This book will blow you away. And that’s just simply put. This book has so many elements that make it so phenomenal that it is hard to sum it up in 500 words, but here it goes. Dystopian novels always have a great what-if quality about them, and this is no exception. Going blind has got to be the worst non-fatal illness that one could contract. Don’t believe me? Read this book and I promise you will not take your eyes for granted again.
This novel explores various elements of life, both hypothetical and real. One of the biggest is contagion. Unlike the typical boils-and-burns diseases usually explored in books, this blindness envelops the eyes in a rich white ocean of uniform nothingness, and spreads who-knows-how. Very intriguing. The mystery of how and why is never revealed in the story, making every second of the account that much more exciting.
Furthermore, the novel explores the animalistic, primal behaviors of humankind.
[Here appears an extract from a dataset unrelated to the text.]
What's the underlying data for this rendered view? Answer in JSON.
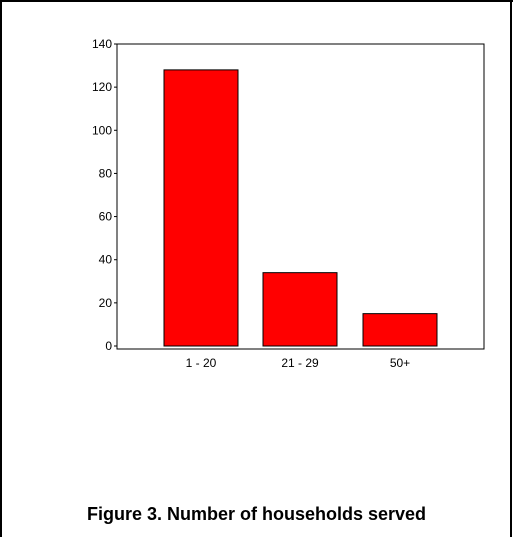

Without eyes, humans are collectively reduced to uselessness, as is proved by the turmoil and disorganization of the nation presented in the story. Without eyes, there is no civilization — at least the functional kind. Reading Blindness will take you on a tour to see what the characters in this story cannot see.
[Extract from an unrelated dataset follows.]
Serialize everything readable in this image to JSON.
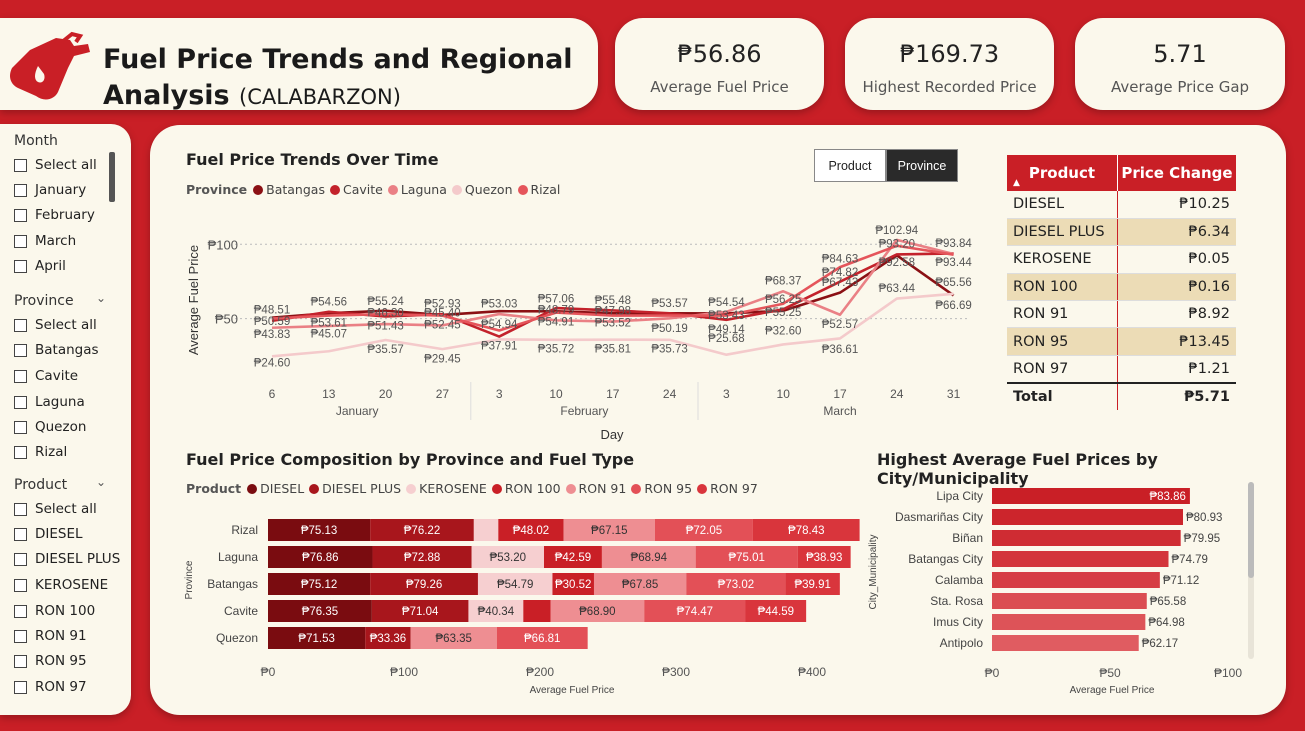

Jose Saramago’s writing style is unconventional, but it is almost perfect to narrate this unconventional story. He doesn’t use any punctuation other than commas and periods, so it sort of feels like you’re fumbling through the dark to decipher and separate the quotations and questions from the narrative detail. Talk about empathetic writing! Also, Saramago doesn’t bog you down with a single name, whether it be of a person, animal, city or country. He focuses solely on the characteristics and relationship between the characters. After all, what’s in a name for the blind that a voice can’t provide?
The story presented is certainly not a 1-dimensional tale of good and bad. The most important character of the novel, the woman with the only pair of seeing eyes, will surprise you with her actions, decisions, and thoughts. Don’t expect cliche endings here! Spoiler alert: This story ends abruptly. That way there is plenty of room to pack in all of the gripping, sometimes haunting details of the story.
Expanding on my earlier statement about the scope of the themes in the story, I can say that you will get more than what you expect once you peel back the cover. The novel is definitely an uncensored, unsweetened account of the crisis and devastation of an epidemic blindness. It may shock you with its vivid descriptions of sexual assault and murder, drive you to tears with its sad accounts of hunger, loneliness, helplessness, and weakness, and surprise you with its moments of endearment, love, and persistent willingness to live on.
You should read this book not only to be a spectator to the “Blind Hunger Games,” but to experience humanity in one of its most powerless forms. Read it not only to witness a woman’s two-eyed journey in the land of the blind, but to realize the burden she faces. Read it and discover that the world is still something, visible or not. Close your eyes, and you’ll see.